EU AI Act Penalties and Fines
Last updated: February 2026
The EU AI Act (Regulation 2024/1689) establishes a tiered penalty structure under Article 99, with fines calibrated to the severity of the infringement. The penalties are designed to be effective, proportionate, and dissuasive — similar in structure to GDPR fines but with higher maximum thresholds for the most serious violations.
Fine Structure
Prohibited Practices (Article 5)
Up to €35 million or 7% of global annual turnover
Whichever is higher. Applies to violations of banned AI practices including social scoring, subliminal manipulation, and prohibited biometric systems.
High-Risk Non-Compliance (Articles 9–15, and other key provisions)
Up to €15 million or 3% of global annual turnover
Whichever is higher. Applies to non-compliance with high-risk obligations including risk management, data governance, transparency, human oversight, accuracy, conformity assessment, and EU database registration requirements.
Incorrect Information to Authorities
Up to €7.5 million or 1% of global annual turnover
Whichever is higher.
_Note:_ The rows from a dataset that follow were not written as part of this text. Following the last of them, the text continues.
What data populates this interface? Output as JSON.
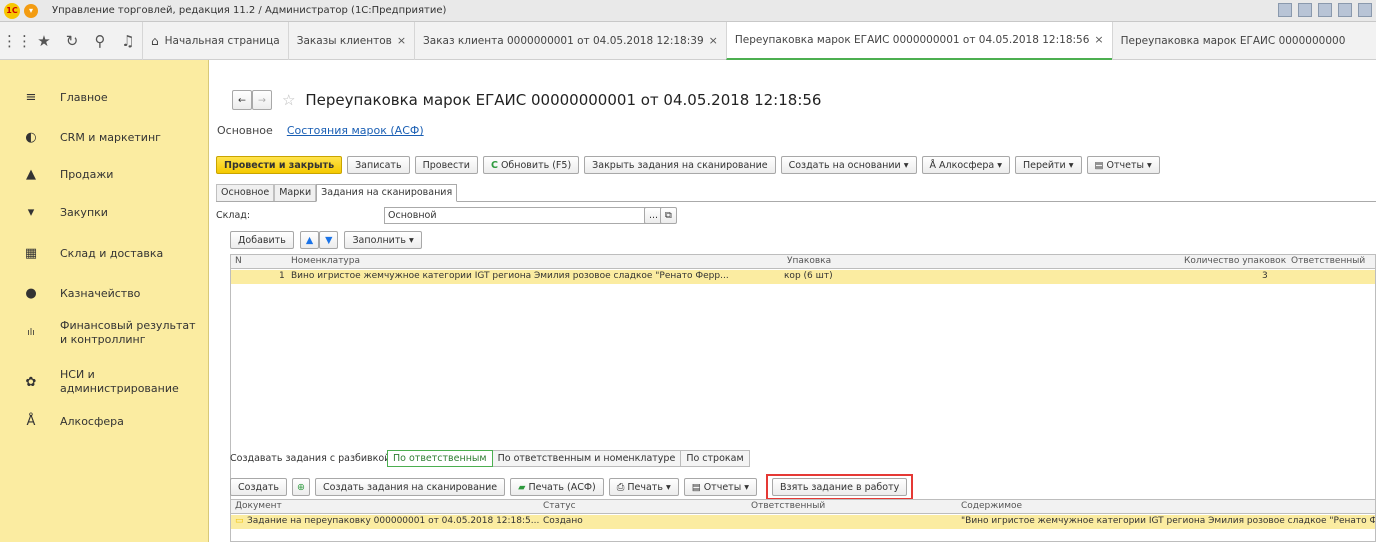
{
  "app_title": "Управление торговлей, редакция 11.2 / Администратор  (1С:Предприятие)",
  "home_tab": "Начальная страница",
  "tabs": [
    {
      "label": "Заказы клиентов",
      "close": "×"
    },
    {
      "label": "Заказ клиента 0000000001 от 04.05.2018 12:18:39",
      "close": "×"
    },
    {
      "label": "Переупаковка марок ЕГАИС 0000000001 от 04.05.2018 12:18:56",
      "close": "×"
    },
    {
      "label": "Переупаковка марок ЕГАИС 0000000000"
    }
  ],
  "sidebar": {
    "items": [
      {
        "icon": "menu-icon",
        "glyph": "≡",
        "label": "Главное"
      },
      {
        "icon": "crm-icon",
        "glyph": "◐",
        "label": "CRM и маркетинг"
      },
      {
        "icon": "bag-icon",
        "glyph": "▲",
        "label": "Продажи"
      },
      {
        "icon": "cart-icon",
        "glyph": "▾",
        "label": "Закупки"
      },
      {
        "icon": "warehouse-icon",
        "glyph": "▦",
        "label": "Склад и доставка"
      },
      {
        "icon": "treasury-icon",
        "glyph": "●",
        "label": "Казначейство"
      },
      {
        "icon": "chart-icon",
        "glyph": "ılı",
        "label": "Финансовый результат и контроллинг"
      },
      {
        "icon": "gear-icon",
        "glyph": "✿",
        "label": "НСИ и администрирование"
      },
      {
        "icon": "alcosphere-icon",
        "glyph": "Å",
        "label": "Алкосфера"
      }
    ]
  },
  "doc": {
    "title": "Переупаковка марок ЕГАИС 00000000001 от 04.05.2018 12:18:56",
    "nav_main": "Основное",
    "nav_link": "Состояния марок (АСФ)"
  },
  "toolbar": {
    "post_close": "Провести и закрыть",
    "save": "Записать",
    "post": "Провести",
    "refresh": "Обновить (F5)",
    "close_tasks": "Закрыть задания на сканирование",
    "create_basis": "Создать на основании",
    "alcosphere": "Алкосфера",
    "goto": "Перейти",
    "reports": "Отчеты"
  },
  "inner_tabs": [
    "Основное",
    "Марки",
    "Задания на сканирования"
  ],
  "warehouse": {
    "label": "Склад:",
    "value": "Основной"
  },
  "table_toolbar": {
    "add": "Добавить",
    "fill": "Заполнить"
  },
  "table": {
    "headers": [
      "N",
      "Номенклатура",
      "Упаковка",
      "Количество упаковок",
      "Ответственный"
    ],
    "rows": [
      {
        "n": "1",
        "nom": "Вино игристое жемчужное категории IGT региона Эмилия розовое сладкое \"Ренато Ферр...",
        "pack": "кор (6 шт)",
        "qty": "3",
        "resp": ""
      }
    ]
  },
  "split": {
    "label": "Создавать задания с разбивкой:",
    "options": [
      "По ответственным",
      "По ответственным и номенклатуре",
      "По строкам"
    ]
  },
  "bottom_toolbar": {
    "create": "Создать",
    "create_tasks": "Создать задания на сканирование",
    "print_asf": "Печать (АСФ)",
    "print": "Печать",
    "reports": "Отчеты",
    "take_task": "Взять задание в работу"
  },
  "bottom_table": {
    "headers": [
      "Документ",
      "Статус",
      "Ответственный",
      "Содержимое"
    ],
    "rows": [
      {
        "doc": "Задание на переупаковку 000000001 от 04.05.2018 12:18:5...",
        "status": "Создано",
        "resp": "",
        "content": "\"Вино игристое жемчужное категории IGT региона Эмилия розовое сладкое \"Ренато Фер"
      }
    ]
  },
  "colors": {
    "accent_yellow": "#f5c900",
    "sidebar_bg": "#fbeca1",
    "highlight_red": "#e53935",
    "refresh_green": "#2e9a3e"
  }
}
Applies to supplying incorrect, incomplete, or misleading information to notified bodies or national competent authorities.
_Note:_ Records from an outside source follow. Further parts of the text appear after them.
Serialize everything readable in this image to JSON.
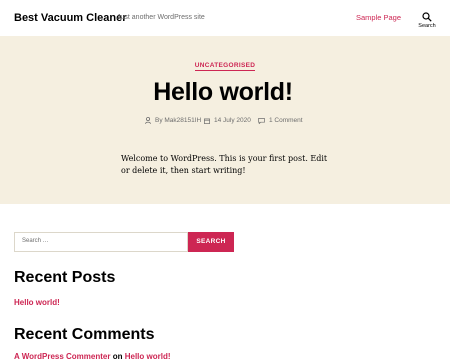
{
  "header": {
    "site_title": "Best Vacuum Cleaner",
    "site_description": "Just another WordPress site",
    "menu": [
      {
        "label": "Sample Page"
      }
    ],
    "search_toggle_label": "Search"
  },
  "post": {
    "category": "UNCATEGORISED",
    "title": "Hello world!",
    "meta": {
      "author": "By Mak28151IH",
      "date": "14 July 2020",
      "comments": "1 Comment"
    },
    "content": "Welcome to WordPress. This is your first post. Edit or delete it, then start writing!"
  },
  "widgets": {
    "search": {
      "placeholder": "Search …",
      "button_label": "SEARCH"
    },
    "recent_posts": {
      "title": "Recent Posts",
      "items": [
        {
          "label": "Hello world!"
        }
      ]
    },
    "recent_comments": {
      "title": "Recent Comments",
      "items": [
        {
          "author": "A WordPress Commenter",
          "connector": "on",
          "post": "Hello world!"
        }
      ]
    }
  },
  "colors": {
    "accent": "#cd2653",
    "hero_bg": "#f5efe0",
    "text": "#000000",
    "muted": "#6d6d6d"
  },
  "icons": {
    "search": "search-icon",
    "author": "user-icon",
    "date": "calendar-icon",
    "comments": "comment-icon"
  }
}
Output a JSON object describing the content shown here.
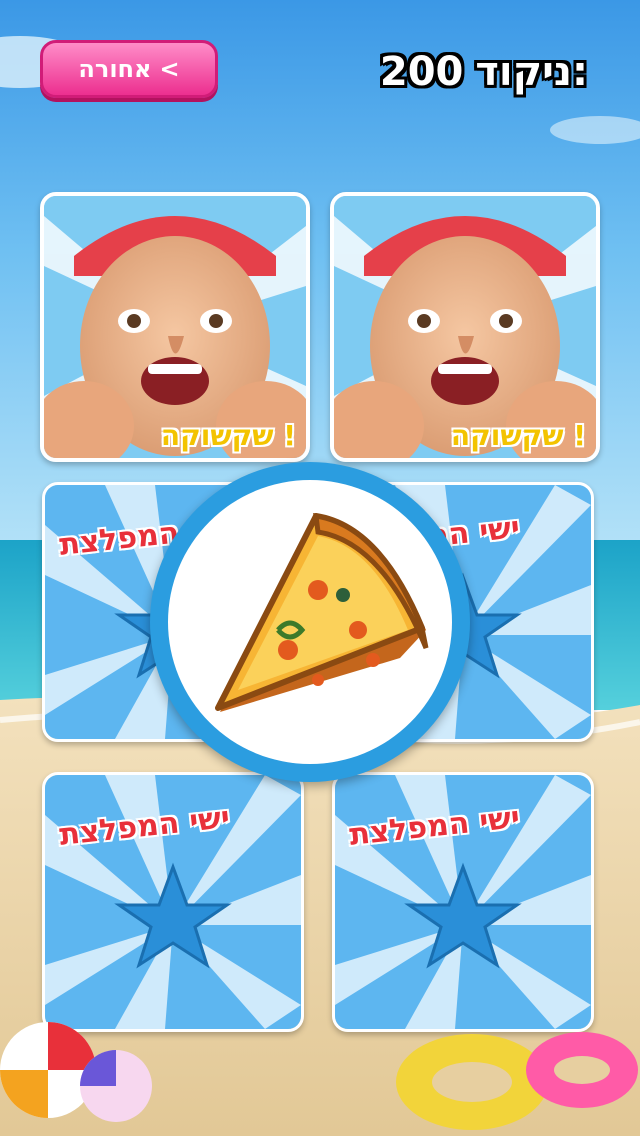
{
  "header": {
    "back_label": "אחורה",
    "back_arrow": "<",
    "score_label": "ניקוד:",
    "score_value": "200"
  },
  "game": {
    "face_card_caption": "שקשוקה !",
    "card_back_title": "ישי המפלצת",
    "revealed_item_icon": "pizza-icon"
  },
  "colors": {
    "sky": "#3d9fe8",
    "button_pink": "#ec2f8f",
    "swirl_blue": "#5db6f0",
    "zoom_ring": "#2b9de0"
  }
}
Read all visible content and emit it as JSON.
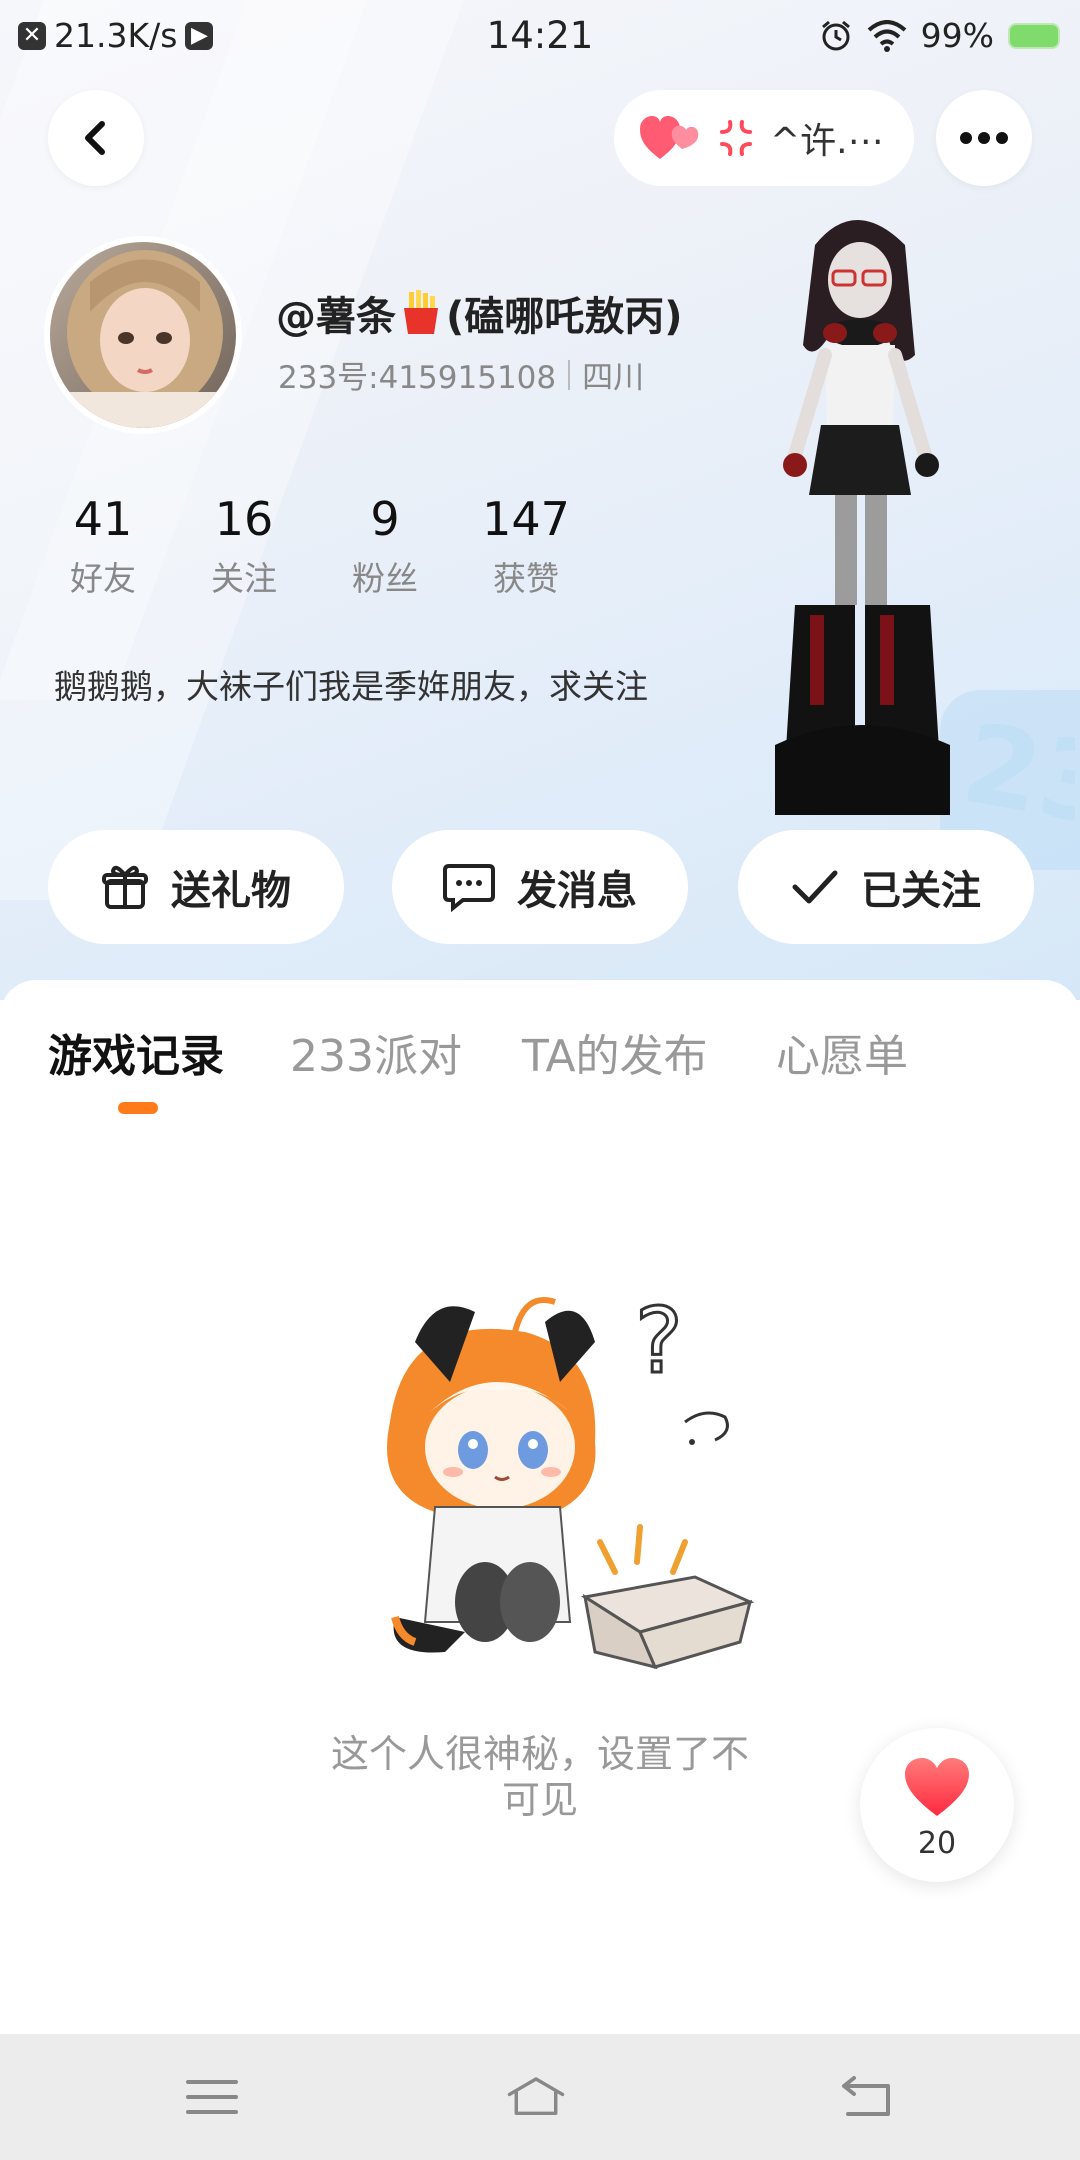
{
  "status_bar": {
    "net_speed": "21.3K/s",
    "time": "14:21",
    "battery": "99%"
  },
  "header": {
    "mood_text": "^许.⋯"
  },
  "profile": {
    "nickname_prefix": "@薯条",
    "nickname_suffix": "(磕哪吒敖丙)",
    "uid": "233号:415915108",
    "region": "四川",
    "bio": "鹅鹅鹅，大袜子们我是季姩朋友，求关注"
  },
  "stats": [
    {
      "value": "41",
      "label": "好友"
    },
    {
      "value": "16",
      "label": "关注"
    },
    {
      "value": "9",
      "label": "粉丝"
    },
    {
      "value": "147",
      "label": "获赞"
    }
  ],
  "actions": {
    "gift": "送礼物",
    "message": "发消息",
    "followed": "已关注"
  },
  "tabs": [
    "游戏记录",
    "233派对",
    "TA的发布",
    "心愿单"
  ],
  "empty_state": {
    "line1": "这个人很神秘，设置了不",
    "line2": "可见"
  },
  "like_fab": {
    "count": "20"
  },
  "colors": {
    "accent": "#ff7a1a",
    "heart": "#ff3b4e"
  }
}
For SMEs and startups, the regulation provides that the lower of the two amounts (fixed sum vs. percentage of turnover) applies. This ensures penalties remain proportionate for smaller organisations while still being meaningful.
Who Enforces the AI Act?
Enforcement operates at both the EU and national level:
- National Market Surveillance Authorities — Each EU Member State must designate one or more national competent authorities responsible for supervising the application and implementation of the AI Act. These are the primary enforcement bodies for most provisions.
- The AI Office (European Commission) — The newly established AI Office has exclusive competence over enforcement of rules on general-purpose AI models. It can investigate, request information, and impose fines on GPAI providers.
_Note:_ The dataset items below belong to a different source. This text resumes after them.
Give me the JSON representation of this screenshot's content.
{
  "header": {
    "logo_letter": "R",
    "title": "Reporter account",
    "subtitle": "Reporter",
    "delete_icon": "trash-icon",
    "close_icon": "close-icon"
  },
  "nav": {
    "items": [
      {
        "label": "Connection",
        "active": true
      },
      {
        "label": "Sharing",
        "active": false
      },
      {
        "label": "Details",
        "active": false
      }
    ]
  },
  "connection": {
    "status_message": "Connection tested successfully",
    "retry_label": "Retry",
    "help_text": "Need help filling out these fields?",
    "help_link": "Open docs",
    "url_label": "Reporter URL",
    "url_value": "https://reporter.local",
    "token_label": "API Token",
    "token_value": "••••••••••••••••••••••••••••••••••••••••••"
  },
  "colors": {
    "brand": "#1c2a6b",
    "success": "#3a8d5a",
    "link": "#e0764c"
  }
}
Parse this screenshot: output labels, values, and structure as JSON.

- The European AI Board — An advisory and coordination body that ensures consistent application of the regulation across Member States.
- Notified Bodies — Independent third-party organisations designated to carry out conformity assessments for certain categories of high-risk AI systems.
Factors in Determining Fines
When setting the amount of a fine, authorities consider the nature, gravity, and duration of the infringement; whether it was intentional or negligent; actions taken to mitigate harm; the size and market share of the infringer; previous infringements; the degree of cooperation with authorities; and the manner in which the infringement became known.
Beyond Fines
Financial penalties are not the only consequence. Authorities can also order the withdrawal or recall of non-compliant AI systems from the market, require corrective actions, and prohibit the placing on the market of AI systems that pose serious risks. Reputational damage and loss of market access within the EU are additional considerations.